Apple Betty and family
If you ask three people what they call a dessert made with fruit—often apples— layered into a deep baking dish and topped with a mixture of oats, flour, butter, cinnamon, and lots of brown sugar, you might get one of three different answers: crisp; crumble; betty. Trying to get a clearer answer from half-a-dozen cookbooks only leads to more conflicting answers.
Going the other way, i.e. asking three people how they make an apple crisp, you will also get three differing answers, which was how Jordan and I found ourselves again in one of those matrimonial crises—not unlike the docking issue that I promised never to bring up in print again—that can test the strength of any wedding vow.
The last recipe I had used, a modified apple crisp square, came from an Eating Well magazine and had some unfortunate substitutions such as canola oil for butter and apple juice concentrate for sweetener; not what Jordan was looking for.
As it turned out, he went with his gut feelings, and 2/3’s of a bag of oats later, a pound of butter, and I don’t want to even think about how much brown sugar, he had a large baking dish filled with a thick layer of the packed oat mixture, topped with sliced apples, topped with another thick layer of packed down oat mixture.
We both called this “Apple Crisp,” although there was some debate as to whether it should have the bottom layer and whether he had too much topping for the amount of fruit.
Regardless of what we called it, the dessert was very good, although it is hard to imagine that anything with that much sugar and butter, topped with ice cream could taste terrible.
I decided right then and there to get down in writing my philosophy on the whole crisp-crumble-betty affair so that next year, when the air turns cool and thoughts of a comforting bowl of new-crop apples scented with cinnamon and sweet with butter and brown sugar begin to dance in my head, I will know what to call it and how to make it. Unless, of course, I have changed my mind by then!
The first order of business is to identify and separate out the cobblers. This is the group of baked fruit puddings that includes the slumps and grunts, pandowdies and buckles. This family has one trait in common: they all have a crust made with short pastry or biscuit mix. A cobbler is like a deep-dish pie without the bottom crust and baked in a casserole with thick pastry top or biscuit-like dumplings. In older cookbooks, it was sometimes known as a fruit pot pie. A pandowdy is similar except that the crust is broken up during baking so that the juices rise up and create a delicious, sweet glaze over the top. Slumps and grunts are stewed (i.e. cooked covered, often on top of the stove) and the pastry topping gets juicy and sweet.
Apple Brown Betty, forerunner of the crisp family of desserts, is one of the oldest known American desserts, popular in American Colonial days. The original recipes used buttered and sweetened bread crumbs layered into a baking dish with alternating layers of spiced fruit, ending with a crumb layer. This was a way for the frugal cooks of yore to use stale bread. To make this dessert moist, a healthy cup of either sherry or cider was poured over the top.

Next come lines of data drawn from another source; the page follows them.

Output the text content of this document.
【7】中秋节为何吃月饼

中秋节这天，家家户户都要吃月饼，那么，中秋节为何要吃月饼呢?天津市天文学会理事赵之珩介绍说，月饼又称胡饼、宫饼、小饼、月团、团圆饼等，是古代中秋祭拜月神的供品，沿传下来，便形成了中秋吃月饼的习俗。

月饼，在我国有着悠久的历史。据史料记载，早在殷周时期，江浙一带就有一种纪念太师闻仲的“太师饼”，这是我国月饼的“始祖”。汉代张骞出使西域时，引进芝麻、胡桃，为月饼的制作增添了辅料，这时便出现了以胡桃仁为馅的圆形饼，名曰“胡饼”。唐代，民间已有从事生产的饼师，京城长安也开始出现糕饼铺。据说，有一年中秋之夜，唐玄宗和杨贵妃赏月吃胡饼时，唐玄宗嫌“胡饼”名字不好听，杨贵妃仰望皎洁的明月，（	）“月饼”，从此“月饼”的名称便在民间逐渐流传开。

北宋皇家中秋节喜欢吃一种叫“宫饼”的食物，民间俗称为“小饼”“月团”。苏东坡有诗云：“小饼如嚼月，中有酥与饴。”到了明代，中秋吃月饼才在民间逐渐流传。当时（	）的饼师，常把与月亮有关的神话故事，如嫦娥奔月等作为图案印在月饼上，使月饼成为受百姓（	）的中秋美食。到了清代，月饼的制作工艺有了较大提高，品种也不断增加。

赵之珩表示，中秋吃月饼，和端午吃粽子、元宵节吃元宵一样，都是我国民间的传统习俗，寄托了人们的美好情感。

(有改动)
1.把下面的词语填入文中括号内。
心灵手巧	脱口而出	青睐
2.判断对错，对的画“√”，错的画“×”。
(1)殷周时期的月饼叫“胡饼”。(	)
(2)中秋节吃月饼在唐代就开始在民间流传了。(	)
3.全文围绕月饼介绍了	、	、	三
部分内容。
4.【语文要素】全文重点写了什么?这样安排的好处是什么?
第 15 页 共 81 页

The origin of the name “betty” is unknown, although it is possible that it had something to do with the most popular teapot of the time, the Brown Betty, a very round pot made from special red clay from England; either that or someone’s well tanned aunt.
This brings us to crisps and crumbles. In general, neither should have a bottom crust; that would make it a pie. Crisps and crumbles both have a streusel topping. Streusel is a German word for “”sprinkle” or “strew.” This topping can be made simply from flour, sugar, and butter, or can be more substantial with oats and nuts.
After reading more than a dozen cookbooks and other magazines I can see that in general, and there will always be exceptions, a crumble will be made without oats while a crisp often uses oats or even other cereals.
A crumble topping is formed by cutting cold butter into the dry ingredients with fingers until the mixture has the consistency of granola. This is sprinkled loosely over the top of the fruit so that as it bakes, the juices can rise up and coat the clumps of topping, making them sweet and crisp.
A crisp topping is prepared in the same way accept with the addition of rolled oats or cereals such as granola.
This sounds all lovely and simple, but for every nine recipes that follow these rules, the tenth differs. I just found a recipe for a “cobbler” from Wolfgang Puck that uses a streusel topping with oats plus shortcake circles on top of this. You see; even he’s confused and he’s a famous chef!
It doesn’t really matter, does it; just as long as I can find my recipes for “it” the next time WE decide to make a fruit thingy.
In my search for the origin of “betty” I used a book called, Canadian Food Words, by Bill Casselman, author of a series of amusing books about Canadians. Under “Nanaimo bars,” I found an unsettling term used to insult novice boaters trying too hard to fit in and look well-seasoned: “wearing Full Nanaimo.” I immediately emailed the author who responded the next day, explaining that he had been in Vancouver when he overheard some rather snotty yachters use the expression “Full Nanaimo” when referring to the chintzy outfits worn by these wannabe yachtsmen, identified by their “whitebuck shoes, white belt, polyester pants, and blue blazer with a spurious yachting crest.” Now where did that come from?